The output from the Real Statistics Linear Regression data analysis tool on this input is shown in Figure 2.įigure 2 – Regression with categorical data We can now perform regression analysis on this range. The resulting coding is as shown in range F3:J19 of Figure 1. Party2 = 1 if Party is Dem and Party2 = 0 otherwise Party1 = 1 if Party is Rep and Party1 = 0 otherwise Since Party takes three values (Rep, Dem, Ind), two dummy variables, called Party1 and Party2, are needed to code Party, defined as follows: Gender1 = 1 if Gender is Male and Gender1 = 0 otherwise (i.e. Since Gender takes two values (Male and Female), one dummy variable, called Gender1, is sufficient to code Gender, defined as follows: In general, if the original data has k categorical values, the model will require k – 1 dummy variables.

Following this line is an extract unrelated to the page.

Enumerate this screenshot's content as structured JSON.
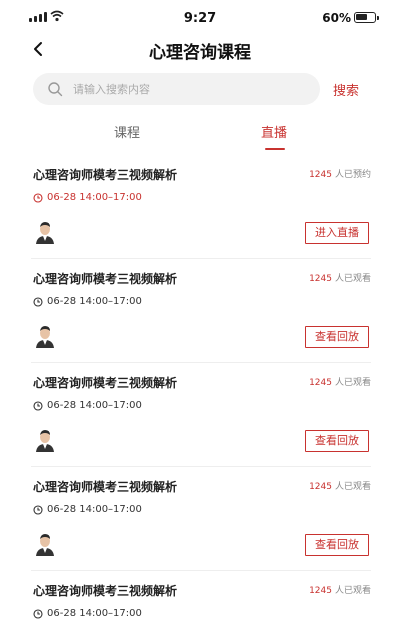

There are three possible values for the Party affiliation variable and two possible values for the Gender. Each such dummy variable will only take the value 0 or 1 (although in ANOVA using Regression, we describe an alternative coding that takes values 0, 1 or -1).Įxample 1: Create a regression model for the data in range A3:D19 of Figure 1.Īge is a continuous random variable, while Party affiliation and Gender are categorical random variables. Categorical independent variables can be used in a regression analysis, but first, they need to be coded by one or more dummy variables (also called tag variables).